En un hecho que pone en evidencia las tensiones entre la prensa y el poder en Venezuela, el Sindicato Nacional de Trabajadores de la Prensa (SNTP) ha denunciado un acto de intimidación por parte de un funcionario del Tribunal Supremo de Justicia (TSJ). Este incidente ocurrió mientras periodistas de al menos cuatro medios de comunicación cubrían una protesta que exigía aumentos en el salario mínimo frente a la sede del TSJ en Caracas. La denuncia se realizó el miércoles, en un contexto de creciente preocupación por la libertad de expresión en el país.

Según el relato del SNTP, el funcionario se presentó como miembro del tribunal y procedió a requerir a los periodistas que mostraran sus credenciales. En un acto que muchos interpretan como una violación a la libertad de prensa, el funcionario no solo tomó fotografías de los documentos, sino también de los propios reporteros, a pesar de que la manifestación se desarrollaba en un espacio público, no dentro del recinto del TSJ. Este tipo de comportamientos han sido catalogados como actos intimidatorios que buscan limitar el ejercicio del periodismo libre en Venezuela.

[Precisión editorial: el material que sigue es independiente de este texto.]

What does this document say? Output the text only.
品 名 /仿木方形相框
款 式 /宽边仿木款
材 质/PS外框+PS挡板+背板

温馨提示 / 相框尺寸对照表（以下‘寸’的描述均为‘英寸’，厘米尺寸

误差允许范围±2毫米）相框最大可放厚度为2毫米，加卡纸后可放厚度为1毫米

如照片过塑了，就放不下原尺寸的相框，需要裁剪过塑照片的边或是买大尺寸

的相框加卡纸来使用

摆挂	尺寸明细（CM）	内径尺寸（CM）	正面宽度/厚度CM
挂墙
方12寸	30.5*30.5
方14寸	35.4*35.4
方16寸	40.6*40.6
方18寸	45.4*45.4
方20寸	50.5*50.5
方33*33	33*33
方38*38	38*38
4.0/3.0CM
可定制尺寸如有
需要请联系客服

La protesta a la que asistieron los periodistas fue organizada por un grupo de trabajadores y representantes gremiales que demandan respuestas del TSJ sobre un reclamo presentado en febrero en relación a la falta de aumentos salariales. La situación del salario mínimo en el país ha sido un tema candente, ya que este se encuentra congelado desde marzo de 2022, cuando equivalía a unos 30 dólares al mes. Sin embargo, la inflación crónica ha llevado a que, en la actualidad, el salario mínimo sea apenas 27 centavos de dólar, una cifra que resulta alarmante para la mayoría de los venezolanos.

El abogado Juan Carlos Apitz, decano de la Facultad de Ciencias Jurídicas y Políticas de la Universidad Central de Venezuela (UCV), se sumó a la denuncia al informar que se entregó un documento formal al TSJ solicitando un pronunciamiento sobre la demanda. Según la legislación vigente, el tribunal tiene un plazo de cinco días para admitir o rechazar las demandas, pero hasta la fecha no ha dado respuesta, lo que genera más incertidumbre entre los trabajadores afectados.

La presidenta encargada, Delcy Rodríguez, ha anunciado un incremento salarial para el 1 de mayo, aunque no ha proporcionado detalles sobre el monto ni ha aclarado si se tratará de un aumento del sueldo mínimo o de bonificaciones para los empleados públicos. Esta falta de claridad ha generado escepticismo entre los trabajadores, quienes han estado luchando por mejoras en sus condiciones laborales durante años.

Es importante resaltar que, además del salario mínimo, los bonos gubernamentales que reciben los empleados públicos suman aproximadamente 190 dólares. Sin embargo, estos bonos no impactan en otros derechos laborales como utilidades o vacaciones, lo que contribuye a una creciente insatisfacción en la población. En medio de esta crisis económica, las autoridades han optado por priorizar la situación económica del país, dejando de lado el tema electoral, lo que ha llevado a una mayor incertidumbre sobre el futuro político.

La situación en Venezuela se ha vuelto cada vez más compleja, con un gobierno que parece estar más enfocado en el control económico que en garantizar la participación ciudadana y la libertad de expresión. A medida que las tensiones aumentan, es fundamental que se respete el derecho de los ciudadanos a expresarse y que se protejan a quienes ejercen el periodismo en el país. La vigilancia internacional y el apoyo a las organizaciones que defienden los derechos humanos serán cruciales en la lucha por un entorno más democrático y libre en Venezuela.